When I chose to enroll at Yale, I had a laundry list of concerns. For the most part, my scruples were mundane: Would I make friends? Would I miss/be missed by my family? Would I like my professors?

My twin brother and I shared many apprehensive nights of conversation on these topics. He consoled me when I expressed my reservations about race and gender-based discrimination at Yale. Still, the discussions in the past year led by students confronting Yale’s legacy of racism gave me profound hope.

But another, far more insidious anxiety I considered alone: Would I be safe? Would my physical security be routinely threatened in the company of my peers? This particular worry was amplified when I read of the allegations against Thomas Pogge. I realized then that Yale’s dangers are not limited to my fellow students; some transgressors are on Yale’s payroll.

Yale, like professor Pogge, has a checkered past. As many student activists have recently pointed out, much of Yale’s present success and prestige has come as a direct result of its connections to figures like Eli Whitney, class of 1792, and John C. Calhoun, class of 1804, not in spite of them. It continues to be difficult for students, myself included, to grapple with the fact that American slavery and homegrown racism have benefitted prominent institutions like Yale. Confronting this fact — painful though it may be — has left Yale better off. We are finally having a real conversation about race.

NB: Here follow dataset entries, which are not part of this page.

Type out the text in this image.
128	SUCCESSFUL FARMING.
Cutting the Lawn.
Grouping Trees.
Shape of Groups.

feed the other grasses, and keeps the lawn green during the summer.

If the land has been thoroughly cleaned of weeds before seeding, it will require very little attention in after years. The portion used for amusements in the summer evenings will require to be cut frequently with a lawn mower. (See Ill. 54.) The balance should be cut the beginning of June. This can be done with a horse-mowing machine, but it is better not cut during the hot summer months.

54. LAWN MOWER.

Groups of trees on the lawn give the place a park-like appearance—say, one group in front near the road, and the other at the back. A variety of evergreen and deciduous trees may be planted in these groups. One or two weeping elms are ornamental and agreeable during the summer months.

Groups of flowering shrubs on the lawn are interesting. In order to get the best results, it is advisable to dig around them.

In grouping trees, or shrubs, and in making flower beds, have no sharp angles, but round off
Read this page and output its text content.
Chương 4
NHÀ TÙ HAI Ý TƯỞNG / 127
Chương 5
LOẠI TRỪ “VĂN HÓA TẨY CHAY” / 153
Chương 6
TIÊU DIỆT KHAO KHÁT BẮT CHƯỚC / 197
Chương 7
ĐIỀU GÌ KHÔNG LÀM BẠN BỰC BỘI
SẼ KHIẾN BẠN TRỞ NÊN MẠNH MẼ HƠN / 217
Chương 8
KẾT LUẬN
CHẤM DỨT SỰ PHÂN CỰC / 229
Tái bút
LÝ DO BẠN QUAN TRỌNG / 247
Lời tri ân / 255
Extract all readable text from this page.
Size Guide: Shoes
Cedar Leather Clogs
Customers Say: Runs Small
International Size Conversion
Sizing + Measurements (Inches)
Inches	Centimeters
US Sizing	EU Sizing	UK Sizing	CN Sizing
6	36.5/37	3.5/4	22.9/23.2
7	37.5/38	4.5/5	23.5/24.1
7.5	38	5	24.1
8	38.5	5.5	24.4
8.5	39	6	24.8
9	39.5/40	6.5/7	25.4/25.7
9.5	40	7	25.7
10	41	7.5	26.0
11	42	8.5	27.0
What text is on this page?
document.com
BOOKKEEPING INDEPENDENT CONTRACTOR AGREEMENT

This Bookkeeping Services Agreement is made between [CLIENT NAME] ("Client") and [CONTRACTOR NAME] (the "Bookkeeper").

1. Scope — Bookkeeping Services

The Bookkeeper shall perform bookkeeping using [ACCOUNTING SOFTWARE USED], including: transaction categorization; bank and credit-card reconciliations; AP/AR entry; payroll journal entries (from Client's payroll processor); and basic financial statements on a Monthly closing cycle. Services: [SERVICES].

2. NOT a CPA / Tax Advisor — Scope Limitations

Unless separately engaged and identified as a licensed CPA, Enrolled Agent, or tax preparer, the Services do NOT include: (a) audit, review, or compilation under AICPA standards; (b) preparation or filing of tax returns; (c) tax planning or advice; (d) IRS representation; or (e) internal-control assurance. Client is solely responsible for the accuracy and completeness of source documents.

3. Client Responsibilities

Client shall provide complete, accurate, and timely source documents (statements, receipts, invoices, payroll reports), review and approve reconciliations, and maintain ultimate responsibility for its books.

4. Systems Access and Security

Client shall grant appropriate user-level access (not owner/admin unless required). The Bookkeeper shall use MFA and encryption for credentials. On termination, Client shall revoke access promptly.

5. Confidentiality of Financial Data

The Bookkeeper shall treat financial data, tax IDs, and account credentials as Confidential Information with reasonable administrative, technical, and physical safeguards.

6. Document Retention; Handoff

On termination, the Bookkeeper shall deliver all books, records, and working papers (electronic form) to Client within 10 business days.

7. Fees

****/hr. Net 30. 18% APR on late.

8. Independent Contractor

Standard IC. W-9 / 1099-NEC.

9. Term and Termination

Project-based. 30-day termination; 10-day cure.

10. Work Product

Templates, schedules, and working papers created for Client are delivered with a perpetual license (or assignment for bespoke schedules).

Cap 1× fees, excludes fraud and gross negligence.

But no such confrontation has taken place with Pogge, whose questionable behavior was first noticed by his former colleagues at Columbia University, then by his hiring committee at Yale and now by the general public. Somehow, Pogge has been pardoned. Somehow, he and I are bound by a shared affiliation: Yale.

Unlike his employer, Pogge has continued to thrive without owning up to his transgressions; his named accuser, Fernanda Lopez Aguilar ’10, will likely be identified forever by one incident in her past. In situations of alleged sexual misconduct at a university like this one, the stakes of reporting sexual assault are in a sense far higher. By simply sharing her experience, she is taking on not only Pogge, but also Yale in its entirety.

We have been taught that the danger lies in frat houses, or in drunken Saturday-night decision-making or in “drinking the punch.” But perhaps the truth is far more insidious. Sexual assault and harassment are ubiquitous, and there is no simple list of precautions we can take to avoid it. Danger may disguise itself as a world-renowned ethicist whose mentorship is the stuff of academic dreams. We can never lower our guards, even on a commercial flight hundreds of miles above ground; we can only pretend the head of our 50-something-year-old professor in our laps is not wildly inappropriate. The only thing more alarming than these actions is the prospect of our publicly naming them as such, without the courtesy of anonymity.

We at Yale are still figuring out how to reconcile our pasts and futures, institutionally and individually. Institutionally, we have begun to realize that we can acknowledge our history and reject the evil entrenched within it. But Yale has yet to prove that every individual here possesses an equal claim to a prosperous future. Through its handling of the allegations against Pogge, Yale has condoned a policy of selective remembrance — and denounced the few brave souls who dare to speak out against it.